De père en fils, et de mère en fille, ils restaient boudeurs, grognons et ronchons. Seulement leurs fromages étaient bons. Mais eux, jamais contents, par contre ils bichonnaient leurs chèvres et préservaient la matière première. La première fois, l’ancêtre avait commencé avec deux sèvres dans le département éponyme. Ce gars-là avait un cheveu sur la langue quand il parlait. Un poil, sans doute. Il était moche, et ceux de la lignée d’aujourd’hui très beaux non plus. Ils avaient la face blanche toute ronde de la taille de leurs fromages, à la peau lisse et molle et ils sentaient la noisette. La noisette ou la bibine, car ils s’arrosaient le gosier dans la famille. Du côte de Beaune ou des côtes du Rhône, beaux jolais, ils l’étaient d’avril à novembre, car «il faisait chaud et que c’était à cette saison qu’il fallait les apprécier» à ce qu’ils disaient.

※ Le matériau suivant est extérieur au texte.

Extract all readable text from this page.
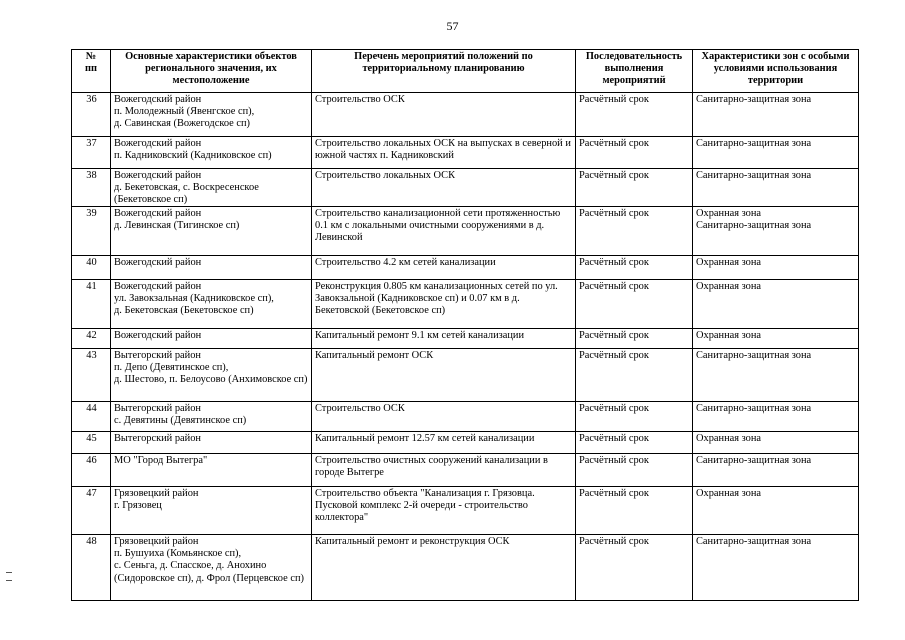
57
№
пп	Основные характеристики объектов регионального значения, их местоположение	Перечень мероприятий положений по территориальному планированию	Последовательность выполнения мероприятий	Характеристики зон с особыми условиями использования территории
36	Вожегодский район
п. Молодежный (Явенгское сп),
д. Савинская (Вожегодское сп)	Строительство ОСК	Расчётный срок	Санитарно-защитная зона
37	Вожегодский район
п. Кадниковский (Кадниковское сп)	Строительство локальных ОСК на выпусках в северной и южной частях п. Кадниковский	Расчётный срок	Санитарно-защитная зона
38	Вожегодский район
д. Бекетовская, с. Воскресенское (Бекетовское сп)	Строительство локальных ОСК	Расчётный срок	Санитарно-защитная зона
39	Вожегодский район
д. Левинская (Тигинское сп)	Строительство канализационной сети протяженностью 0.1 км с локальными очистными сооружениями в д. Левинской	Расчётный срок	Охранная зона
Санитарно-защитная зона
40	Вожегодский район	Строительство 4.2 км сетей канализации	Расчётный срок	Охранная зона
41	Вожегодский район
ул. Завокзальная (Кадниковское сп),
д. Бекетовская (Бекетовское сп)	Реконструкция 0.805 км канализационных сетей по ул. Завокзальной (Кадниковское сп) и 0.07 км в д. Бекетовской (Бекетовское сп)	Расчётный срок	Охранная зона
42	Вожегодский район	Капитальный ремонт 9.1 км сетей канализации	Расчётный срок	Охранная зона
43	Вытегорский район
п. Депо (Девятинское сп),
д. Шестово, п. Белоусово (Анхимовское сп)	Капитальный ремонт ОСК	Расчётный срок	Санитарно-защитная зона
44	Вытегорский район
с. Девятины (Девятинское сп)	Строительство ОСК	Расчётный срок	Санитарно-защитная зона
45	Вытегорский район	Капитальный ремонт 12.57 км сетей канализации	Расчётный срок	Охранная зона
46	МО "Город Вытегра"	Строительство очистных сооружений канализации в городе Вытегре	Расчётный срок	Санитарно-защитная зона
47	Грязовецкий район
г. Грязовец	Строительство объекта "Канализация г. Грязовца. Пусковой комплекс 2-й очереди - строительство коллектора"	Расчётный срок	Охранная зона
48	Грязовецкий район
п. Бушуиха (Комьянское сп),
с. Сеньга, д. Спасское, д. Анохино (Сидоровское сп), д. Фрол (Перцевское сп)	Капитальный ремонт и реконструкция ОСК	Расчётный срок	Санитарно-защитная зона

Il y avait les Macabre aussi. Si un patronyme était connu dans la contrée, c’était bien celui-ci. Si les compter était difficile, tant ils étaient, les conter fut facile pour Emile. La plupart était enseignants au fil des générations. Ils étaient surtout très attachés à la notation et en causaient comme une tendance à la sanction dans l’examen. Ils disaient qu’elle mettait en échec certains élèves. C’est une tante qu’il fallait entendre à ce sujet. Sujet réel, la Cons Tante. Un phénomène. Il y avait aussi le Grand Macabre qui est parti un jour pour une grande balade dans les ruines de l’abbaye et qu’on a jamais revu dont l’ancêtre utilisait un ivrogne pour monture et auquel la mort avait fait une farce lors d’une promenade dans ces ruines.

Les Bougon et les Macabre avaient croisé plusieurs fois leurs branches sous la plume et les récits du Milo. L’un m’a mis l’eau à la bouche et l’autre a mis l’eau dans son vin.  Vingt et cent, ils étaient des milliers. Lier pour une nuit encore, sur la dernière page du dernier volume, quand un rejeton à face blanche est tout juste né. Aura-t-il une chaire et fera-t-il un fromage ? Mages et fées l’ont vu, il tétait sa mère «dans un tiède silence et une paix solitaire, en dressant son petit bras en l’air comme un drapeau d’appel à la vie.»

C’est pour écrire un peu et sourire surtout que je me suis amusée à utiliser l’anadiplose et répondre à l’agenda ironique de novembre chez Ecriturbulente.